Gum disease and tooth loss have been largely overlooked as risk factors for dementia – Genetic Literacy Project
A close link is emerging between oral health and some of the world’s most pressing diseases, including cardiovascular disease, diabetes and Alzheimer’s, underscoring the mouth’s role as a mirror of health and disease, and a sentinel for our overall wellbeing.
Unfortunately, perhaps the most telling feature of oral health is the most frequently ignored. Periodontitis or deep gum disease, the second most widespread oral disease after cavities.
For most, the disease doesn’t become noticeable until your 40s or 50s, says Sim K Singhrao, senior research fellow in the school of dentistry at the University of Central Lancashire in the UK. By this time, severe damage may already have undermined the tooth’s architecture, risking tooth loss.

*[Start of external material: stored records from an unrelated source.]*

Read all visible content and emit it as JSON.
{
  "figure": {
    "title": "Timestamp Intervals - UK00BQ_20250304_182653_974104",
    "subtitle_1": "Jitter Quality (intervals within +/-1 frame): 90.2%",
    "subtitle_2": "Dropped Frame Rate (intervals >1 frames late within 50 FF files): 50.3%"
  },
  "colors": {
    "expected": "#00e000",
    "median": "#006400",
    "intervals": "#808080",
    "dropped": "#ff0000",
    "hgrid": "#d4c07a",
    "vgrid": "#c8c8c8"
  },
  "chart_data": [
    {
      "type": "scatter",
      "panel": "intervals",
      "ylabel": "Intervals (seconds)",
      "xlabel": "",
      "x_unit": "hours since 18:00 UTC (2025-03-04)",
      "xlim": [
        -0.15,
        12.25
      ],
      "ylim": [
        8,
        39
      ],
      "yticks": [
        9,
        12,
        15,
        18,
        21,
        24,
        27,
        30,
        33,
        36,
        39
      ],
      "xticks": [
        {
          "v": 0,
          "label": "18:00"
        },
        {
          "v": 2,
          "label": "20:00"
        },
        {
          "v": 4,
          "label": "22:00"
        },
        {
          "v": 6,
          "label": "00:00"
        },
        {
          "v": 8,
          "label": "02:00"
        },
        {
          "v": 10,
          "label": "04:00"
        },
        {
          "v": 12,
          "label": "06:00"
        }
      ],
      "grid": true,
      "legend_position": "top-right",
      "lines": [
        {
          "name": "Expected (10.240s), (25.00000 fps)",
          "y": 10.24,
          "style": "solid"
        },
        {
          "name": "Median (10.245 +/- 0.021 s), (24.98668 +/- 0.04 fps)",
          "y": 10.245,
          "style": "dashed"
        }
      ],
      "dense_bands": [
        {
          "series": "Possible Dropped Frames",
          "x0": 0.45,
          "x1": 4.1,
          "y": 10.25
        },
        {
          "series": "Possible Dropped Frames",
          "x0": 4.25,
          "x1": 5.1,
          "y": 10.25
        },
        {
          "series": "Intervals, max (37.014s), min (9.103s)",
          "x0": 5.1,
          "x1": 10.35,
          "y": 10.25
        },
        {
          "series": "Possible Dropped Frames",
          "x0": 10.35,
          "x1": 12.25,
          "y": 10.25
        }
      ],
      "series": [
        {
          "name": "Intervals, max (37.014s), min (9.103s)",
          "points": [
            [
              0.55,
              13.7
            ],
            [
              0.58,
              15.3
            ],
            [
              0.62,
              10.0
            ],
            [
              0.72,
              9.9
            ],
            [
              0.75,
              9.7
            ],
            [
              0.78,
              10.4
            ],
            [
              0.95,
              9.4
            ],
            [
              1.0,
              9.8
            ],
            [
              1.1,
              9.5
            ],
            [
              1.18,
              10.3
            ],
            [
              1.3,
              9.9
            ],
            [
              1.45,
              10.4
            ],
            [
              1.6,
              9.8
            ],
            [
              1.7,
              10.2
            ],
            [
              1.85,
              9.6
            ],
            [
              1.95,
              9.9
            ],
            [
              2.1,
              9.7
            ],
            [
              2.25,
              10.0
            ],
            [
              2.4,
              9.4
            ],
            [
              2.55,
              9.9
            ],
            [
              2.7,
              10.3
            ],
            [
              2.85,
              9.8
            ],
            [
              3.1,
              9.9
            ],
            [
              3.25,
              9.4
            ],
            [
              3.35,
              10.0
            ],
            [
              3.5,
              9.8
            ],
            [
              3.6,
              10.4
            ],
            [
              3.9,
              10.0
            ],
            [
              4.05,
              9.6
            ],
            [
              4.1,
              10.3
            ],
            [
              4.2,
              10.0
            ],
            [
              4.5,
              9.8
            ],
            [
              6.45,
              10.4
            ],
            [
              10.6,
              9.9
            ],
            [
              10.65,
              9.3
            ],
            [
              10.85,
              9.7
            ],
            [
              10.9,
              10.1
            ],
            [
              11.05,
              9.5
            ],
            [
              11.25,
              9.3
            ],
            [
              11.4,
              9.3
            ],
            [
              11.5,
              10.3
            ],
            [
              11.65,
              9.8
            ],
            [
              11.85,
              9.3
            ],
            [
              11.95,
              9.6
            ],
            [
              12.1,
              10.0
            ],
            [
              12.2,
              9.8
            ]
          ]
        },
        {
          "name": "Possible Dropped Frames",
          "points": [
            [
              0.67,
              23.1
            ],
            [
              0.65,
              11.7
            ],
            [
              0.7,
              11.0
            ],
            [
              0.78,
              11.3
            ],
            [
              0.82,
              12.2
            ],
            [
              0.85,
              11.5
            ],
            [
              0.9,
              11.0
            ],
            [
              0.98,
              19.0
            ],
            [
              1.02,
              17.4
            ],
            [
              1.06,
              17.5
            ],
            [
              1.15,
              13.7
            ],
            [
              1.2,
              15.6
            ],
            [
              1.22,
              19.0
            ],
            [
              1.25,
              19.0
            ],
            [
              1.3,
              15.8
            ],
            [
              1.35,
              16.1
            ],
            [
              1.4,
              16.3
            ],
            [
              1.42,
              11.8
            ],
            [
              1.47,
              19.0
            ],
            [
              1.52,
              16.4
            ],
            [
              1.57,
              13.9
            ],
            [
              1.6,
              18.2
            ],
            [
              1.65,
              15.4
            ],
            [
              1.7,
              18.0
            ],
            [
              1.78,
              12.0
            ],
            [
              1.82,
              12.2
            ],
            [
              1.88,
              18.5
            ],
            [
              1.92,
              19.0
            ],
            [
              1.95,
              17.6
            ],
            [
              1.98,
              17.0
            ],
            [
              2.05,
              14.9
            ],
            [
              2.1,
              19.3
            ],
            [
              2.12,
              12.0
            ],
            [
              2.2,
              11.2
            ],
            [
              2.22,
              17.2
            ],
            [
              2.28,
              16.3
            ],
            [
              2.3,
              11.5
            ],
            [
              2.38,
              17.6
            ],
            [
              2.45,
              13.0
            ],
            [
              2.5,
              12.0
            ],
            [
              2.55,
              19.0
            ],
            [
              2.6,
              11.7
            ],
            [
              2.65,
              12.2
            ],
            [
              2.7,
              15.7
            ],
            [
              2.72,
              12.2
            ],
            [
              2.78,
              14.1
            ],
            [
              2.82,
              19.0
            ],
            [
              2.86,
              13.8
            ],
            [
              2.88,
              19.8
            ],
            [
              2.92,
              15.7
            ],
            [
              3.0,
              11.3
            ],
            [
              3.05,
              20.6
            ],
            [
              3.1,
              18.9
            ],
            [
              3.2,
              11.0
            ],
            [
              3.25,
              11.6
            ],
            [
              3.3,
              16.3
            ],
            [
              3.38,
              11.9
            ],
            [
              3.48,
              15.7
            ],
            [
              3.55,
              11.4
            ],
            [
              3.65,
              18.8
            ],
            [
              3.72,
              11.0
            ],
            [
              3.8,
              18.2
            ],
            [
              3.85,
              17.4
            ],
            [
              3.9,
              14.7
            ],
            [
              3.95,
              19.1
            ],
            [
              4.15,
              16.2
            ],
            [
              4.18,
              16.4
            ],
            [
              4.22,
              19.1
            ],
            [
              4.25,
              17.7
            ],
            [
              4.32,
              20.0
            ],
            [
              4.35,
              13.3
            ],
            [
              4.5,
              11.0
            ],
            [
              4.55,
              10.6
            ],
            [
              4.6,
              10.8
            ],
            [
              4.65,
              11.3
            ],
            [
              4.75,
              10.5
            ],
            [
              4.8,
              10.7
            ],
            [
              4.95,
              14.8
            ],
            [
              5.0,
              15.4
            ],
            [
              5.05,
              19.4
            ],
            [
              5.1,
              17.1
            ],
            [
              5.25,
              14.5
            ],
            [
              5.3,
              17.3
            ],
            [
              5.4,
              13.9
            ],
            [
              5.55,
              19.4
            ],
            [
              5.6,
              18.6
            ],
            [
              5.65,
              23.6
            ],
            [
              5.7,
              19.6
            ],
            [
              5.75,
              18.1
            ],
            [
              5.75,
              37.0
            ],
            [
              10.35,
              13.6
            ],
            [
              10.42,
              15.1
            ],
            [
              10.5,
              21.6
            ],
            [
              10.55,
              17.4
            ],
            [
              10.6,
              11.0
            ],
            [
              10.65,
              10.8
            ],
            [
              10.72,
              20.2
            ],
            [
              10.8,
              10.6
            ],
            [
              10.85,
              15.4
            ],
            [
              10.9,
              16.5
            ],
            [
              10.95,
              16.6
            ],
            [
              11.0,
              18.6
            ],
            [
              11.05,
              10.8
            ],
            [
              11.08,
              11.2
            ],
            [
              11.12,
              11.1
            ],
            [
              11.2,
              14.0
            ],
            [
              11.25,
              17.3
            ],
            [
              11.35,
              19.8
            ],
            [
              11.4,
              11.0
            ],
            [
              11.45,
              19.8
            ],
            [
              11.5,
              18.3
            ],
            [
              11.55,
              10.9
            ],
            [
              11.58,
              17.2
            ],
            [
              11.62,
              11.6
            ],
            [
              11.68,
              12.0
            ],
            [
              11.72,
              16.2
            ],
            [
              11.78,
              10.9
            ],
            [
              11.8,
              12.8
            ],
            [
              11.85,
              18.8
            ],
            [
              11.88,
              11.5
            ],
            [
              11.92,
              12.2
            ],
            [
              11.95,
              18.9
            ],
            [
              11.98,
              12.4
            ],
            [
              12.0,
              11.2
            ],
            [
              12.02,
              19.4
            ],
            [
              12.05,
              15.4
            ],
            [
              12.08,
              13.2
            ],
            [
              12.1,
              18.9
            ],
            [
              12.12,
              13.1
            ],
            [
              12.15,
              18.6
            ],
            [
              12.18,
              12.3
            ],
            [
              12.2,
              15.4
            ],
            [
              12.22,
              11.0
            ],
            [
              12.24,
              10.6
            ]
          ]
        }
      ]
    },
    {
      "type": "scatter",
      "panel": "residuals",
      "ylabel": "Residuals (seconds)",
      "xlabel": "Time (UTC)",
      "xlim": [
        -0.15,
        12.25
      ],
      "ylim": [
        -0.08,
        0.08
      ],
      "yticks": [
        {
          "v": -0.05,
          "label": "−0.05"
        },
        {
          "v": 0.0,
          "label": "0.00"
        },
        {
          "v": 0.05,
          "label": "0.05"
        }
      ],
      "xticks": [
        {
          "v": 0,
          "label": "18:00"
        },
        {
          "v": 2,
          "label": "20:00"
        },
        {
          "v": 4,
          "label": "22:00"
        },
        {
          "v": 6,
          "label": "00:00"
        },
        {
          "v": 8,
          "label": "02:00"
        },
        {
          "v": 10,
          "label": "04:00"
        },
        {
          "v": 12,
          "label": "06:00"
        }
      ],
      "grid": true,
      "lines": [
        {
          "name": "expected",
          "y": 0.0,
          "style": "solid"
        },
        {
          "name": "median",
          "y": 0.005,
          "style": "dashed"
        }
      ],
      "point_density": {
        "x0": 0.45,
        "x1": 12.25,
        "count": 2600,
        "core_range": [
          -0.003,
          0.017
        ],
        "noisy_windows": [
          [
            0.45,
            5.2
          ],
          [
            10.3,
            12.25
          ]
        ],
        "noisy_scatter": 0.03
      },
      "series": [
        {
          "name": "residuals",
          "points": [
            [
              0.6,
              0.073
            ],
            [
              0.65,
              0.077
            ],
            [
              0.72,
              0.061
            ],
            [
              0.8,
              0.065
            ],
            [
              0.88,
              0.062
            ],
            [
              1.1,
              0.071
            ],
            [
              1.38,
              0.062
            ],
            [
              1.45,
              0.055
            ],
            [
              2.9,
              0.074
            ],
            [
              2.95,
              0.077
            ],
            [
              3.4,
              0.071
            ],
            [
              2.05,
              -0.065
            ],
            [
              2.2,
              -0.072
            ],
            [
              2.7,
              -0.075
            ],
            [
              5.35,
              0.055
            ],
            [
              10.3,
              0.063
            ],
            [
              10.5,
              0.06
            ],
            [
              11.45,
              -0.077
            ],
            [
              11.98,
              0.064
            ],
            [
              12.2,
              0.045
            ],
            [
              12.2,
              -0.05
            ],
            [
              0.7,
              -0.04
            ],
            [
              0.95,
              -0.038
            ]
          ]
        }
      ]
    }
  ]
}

It is this long-term presence of disease-causing bacteria in the gums and the bloodstream that shapes our health well beyond the mouth.
“If you imagine the bloodstream as a bus, it will take passengers on – things like bacteria in the mouth – and it will go everywhere around the body,” says Singhrao. “Some will get off in the brain, some in the arteries, some in the pancreas or the liver.”
Where there are vulnerabilities in these organs, or when microbes aren’t effectively cleared away, they cause inflammation and start or exacerbate other inflammatory diseases.